Antônio Abujamra dizia outra: 'Pensar é errar. O espelho reflete certo, pois não pensa'. Ao assistir 'Nós' (2019), o novo trabalho de Jordan Peele ('Corra!', 2017), o impacto foi tanto arrebatador, angustiante, nervoso ou até mesmo delirante.
Você não sairá da sala sem pelo menos refletir sobre o que acabou de ver. Na tela, a família Wilson vai à praia de Santa Cruz passar o fim de semana – pai (Gable, Winston Duke), mãe (Adelaide, Lupita Nyong'o), a filha mais velha (Zora, Shahadi Joseph) e o caçula (Jason, Evan Alex).

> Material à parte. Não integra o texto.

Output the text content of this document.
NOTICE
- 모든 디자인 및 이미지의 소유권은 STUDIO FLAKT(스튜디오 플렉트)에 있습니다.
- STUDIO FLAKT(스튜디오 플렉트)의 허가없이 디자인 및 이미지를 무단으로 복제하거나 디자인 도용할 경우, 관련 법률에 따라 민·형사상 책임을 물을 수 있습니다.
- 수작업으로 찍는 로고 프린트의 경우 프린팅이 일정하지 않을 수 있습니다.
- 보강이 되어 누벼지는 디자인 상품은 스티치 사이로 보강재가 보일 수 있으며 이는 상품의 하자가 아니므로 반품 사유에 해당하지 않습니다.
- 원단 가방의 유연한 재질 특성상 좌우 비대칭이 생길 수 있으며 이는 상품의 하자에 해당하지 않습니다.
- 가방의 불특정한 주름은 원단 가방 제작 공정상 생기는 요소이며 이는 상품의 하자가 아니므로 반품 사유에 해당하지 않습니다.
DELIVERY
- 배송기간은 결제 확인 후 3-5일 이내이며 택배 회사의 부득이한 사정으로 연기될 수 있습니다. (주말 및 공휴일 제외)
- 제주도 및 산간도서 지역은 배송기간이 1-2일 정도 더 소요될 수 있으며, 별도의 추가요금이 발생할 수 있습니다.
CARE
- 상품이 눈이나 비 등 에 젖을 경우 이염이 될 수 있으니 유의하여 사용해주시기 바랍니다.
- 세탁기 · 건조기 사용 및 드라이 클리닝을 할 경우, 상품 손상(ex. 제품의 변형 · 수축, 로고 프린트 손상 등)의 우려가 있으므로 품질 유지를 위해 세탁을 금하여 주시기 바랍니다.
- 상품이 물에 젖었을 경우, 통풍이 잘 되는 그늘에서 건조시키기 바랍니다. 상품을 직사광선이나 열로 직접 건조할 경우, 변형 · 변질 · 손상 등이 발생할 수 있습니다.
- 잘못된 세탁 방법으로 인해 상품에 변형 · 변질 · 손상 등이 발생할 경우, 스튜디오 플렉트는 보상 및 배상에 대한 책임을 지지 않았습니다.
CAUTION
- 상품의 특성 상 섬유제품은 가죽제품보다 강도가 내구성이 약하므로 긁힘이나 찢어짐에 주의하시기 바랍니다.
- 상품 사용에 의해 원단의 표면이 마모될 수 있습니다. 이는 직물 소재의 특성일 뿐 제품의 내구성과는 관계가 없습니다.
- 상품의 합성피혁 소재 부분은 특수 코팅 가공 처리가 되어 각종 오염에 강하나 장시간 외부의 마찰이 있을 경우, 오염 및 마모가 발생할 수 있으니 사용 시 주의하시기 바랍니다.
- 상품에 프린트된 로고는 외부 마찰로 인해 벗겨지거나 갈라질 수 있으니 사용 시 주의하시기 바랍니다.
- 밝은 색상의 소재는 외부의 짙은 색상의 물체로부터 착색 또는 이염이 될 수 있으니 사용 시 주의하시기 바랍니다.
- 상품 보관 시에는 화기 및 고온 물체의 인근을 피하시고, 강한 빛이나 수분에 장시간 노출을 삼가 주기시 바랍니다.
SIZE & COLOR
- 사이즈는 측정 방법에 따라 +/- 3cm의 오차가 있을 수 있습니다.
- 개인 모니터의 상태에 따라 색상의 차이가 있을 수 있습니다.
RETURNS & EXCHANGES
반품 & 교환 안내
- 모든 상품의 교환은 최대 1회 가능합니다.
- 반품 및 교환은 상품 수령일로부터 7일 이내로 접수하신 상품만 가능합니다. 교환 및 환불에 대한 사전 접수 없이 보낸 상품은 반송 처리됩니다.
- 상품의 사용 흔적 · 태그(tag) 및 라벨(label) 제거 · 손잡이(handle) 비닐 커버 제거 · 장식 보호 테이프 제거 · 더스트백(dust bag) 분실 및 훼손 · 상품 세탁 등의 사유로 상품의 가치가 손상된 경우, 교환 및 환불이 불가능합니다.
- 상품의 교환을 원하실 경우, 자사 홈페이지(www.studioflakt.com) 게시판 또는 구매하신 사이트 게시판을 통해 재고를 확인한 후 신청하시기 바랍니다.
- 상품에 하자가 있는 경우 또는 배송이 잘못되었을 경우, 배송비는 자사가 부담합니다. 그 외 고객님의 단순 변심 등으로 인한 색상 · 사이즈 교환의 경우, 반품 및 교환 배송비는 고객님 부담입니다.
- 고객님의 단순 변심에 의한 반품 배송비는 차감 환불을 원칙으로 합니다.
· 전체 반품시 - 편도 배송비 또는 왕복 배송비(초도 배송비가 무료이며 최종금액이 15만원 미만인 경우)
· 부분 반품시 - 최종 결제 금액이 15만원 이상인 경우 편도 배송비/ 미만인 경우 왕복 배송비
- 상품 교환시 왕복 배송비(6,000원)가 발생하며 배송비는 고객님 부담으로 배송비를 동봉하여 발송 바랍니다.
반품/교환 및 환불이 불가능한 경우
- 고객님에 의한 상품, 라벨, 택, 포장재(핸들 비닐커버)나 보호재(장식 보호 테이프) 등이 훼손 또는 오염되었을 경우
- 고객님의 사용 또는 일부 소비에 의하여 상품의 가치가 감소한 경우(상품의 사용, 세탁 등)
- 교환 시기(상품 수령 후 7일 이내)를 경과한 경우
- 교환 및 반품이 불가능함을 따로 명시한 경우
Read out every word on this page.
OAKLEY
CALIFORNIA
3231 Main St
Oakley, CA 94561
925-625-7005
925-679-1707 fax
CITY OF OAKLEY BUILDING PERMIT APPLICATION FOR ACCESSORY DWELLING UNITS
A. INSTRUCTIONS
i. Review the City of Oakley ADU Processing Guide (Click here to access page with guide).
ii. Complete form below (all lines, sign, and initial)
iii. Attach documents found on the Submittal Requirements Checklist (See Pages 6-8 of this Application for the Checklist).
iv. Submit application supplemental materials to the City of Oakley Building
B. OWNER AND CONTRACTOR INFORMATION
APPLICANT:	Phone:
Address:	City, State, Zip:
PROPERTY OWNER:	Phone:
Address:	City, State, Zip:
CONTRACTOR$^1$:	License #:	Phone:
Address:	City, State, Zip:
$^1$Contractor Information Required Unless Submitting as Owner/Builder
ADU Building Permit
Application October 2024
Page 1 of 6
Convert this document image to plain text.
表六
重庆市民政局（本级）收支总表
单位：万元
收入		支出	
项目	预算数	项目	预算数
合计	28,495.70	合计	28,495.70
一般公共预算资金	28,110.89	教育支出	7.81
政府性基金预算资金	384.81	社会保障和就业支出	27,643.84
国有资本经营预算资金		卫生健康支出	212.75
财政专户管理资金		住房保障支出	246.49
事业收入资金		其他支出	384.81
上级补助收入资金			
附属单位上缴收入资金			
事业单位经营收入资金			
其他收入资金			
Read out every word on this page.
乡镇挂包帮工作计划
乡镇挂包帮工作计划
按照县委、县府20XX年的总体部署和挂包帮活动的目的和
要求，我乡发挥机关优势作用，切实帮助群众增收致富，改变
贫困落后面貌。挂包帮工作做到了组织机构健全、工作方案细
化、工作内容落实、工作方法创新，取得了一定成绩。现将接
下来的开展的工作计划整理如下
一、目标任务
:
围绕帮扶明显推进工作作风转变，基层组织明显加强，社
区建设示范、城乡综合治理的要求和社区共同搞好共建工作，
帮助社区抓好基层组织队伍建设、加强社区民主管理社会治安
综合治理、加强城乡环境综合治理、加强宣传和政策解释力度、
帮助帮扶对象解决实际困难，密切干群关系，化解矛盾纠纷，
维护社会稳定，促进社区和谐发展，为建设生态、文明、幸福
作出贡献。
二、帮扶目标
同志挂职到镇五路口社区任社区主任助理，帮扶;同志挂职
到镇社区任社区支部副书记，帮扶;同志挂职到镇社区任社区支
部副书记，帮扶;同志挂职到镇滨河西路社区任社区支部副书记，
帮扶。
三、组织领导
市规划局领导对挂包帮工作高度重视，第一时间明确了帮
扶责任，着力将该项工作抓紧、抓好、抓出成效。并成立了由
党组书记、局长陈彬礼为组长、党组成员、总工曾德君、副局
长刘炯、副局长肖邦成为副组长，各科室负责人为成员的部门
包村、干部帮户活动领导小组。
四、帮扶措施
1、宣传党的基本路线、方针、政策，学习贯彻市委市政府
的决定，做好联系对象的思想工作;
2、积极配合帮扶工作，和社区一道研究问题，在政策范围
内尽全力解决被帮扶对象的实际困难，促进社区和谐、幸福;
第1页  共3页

Um trauma de infância faz Adelaide ter calafrios quando chega ao local. Algumas coincidências se sucedem, peças parecem se fechar, enfim, o clima a ela não está bom ali. Até que durante a noite uma família se posta em frente à casa deles.
Quatro pessoas: pai, mãe e 2 filhos – imóveis, insensíveis, de certo modo muito estranhos. A partir daí a fita mergulha na insânia (loucura, demência?).
'Nós' tem tantas referências de clássicos do terror, e pistas, dicas de como a trama se desenrolará nos minutos seguintes que qualquer fã de cinema se deleita de forma absurda.
Desde 'O Homem que Ri' (1928), passando por 'Os Pássaros' (1963) e até mesmo 'Corra!', na qual parte da trilha sonora de 'Nós' está firme, nas mínimas nuances e sem cair nos achaques dos lugares-comuns.
Peele está mais lapidado e o seu trabalho tanto de diretor como de roteirista está umas 10 vezes melhor. E o que escrever sobre a atuação de Lupita? A atriz nos mostra toda a malignidade, frieza e desgosto de Red, o reflexo de Adelaide.
O longa aposta em toques de humor com mais parcimônia. Desta vez, J. Peele soube melhor equilibrar estes pontos e a fita, que estreou esta semana, é o horror psicológicos dos bons. Imperdível. Duração: 116 minutos. Cotação: ótimo.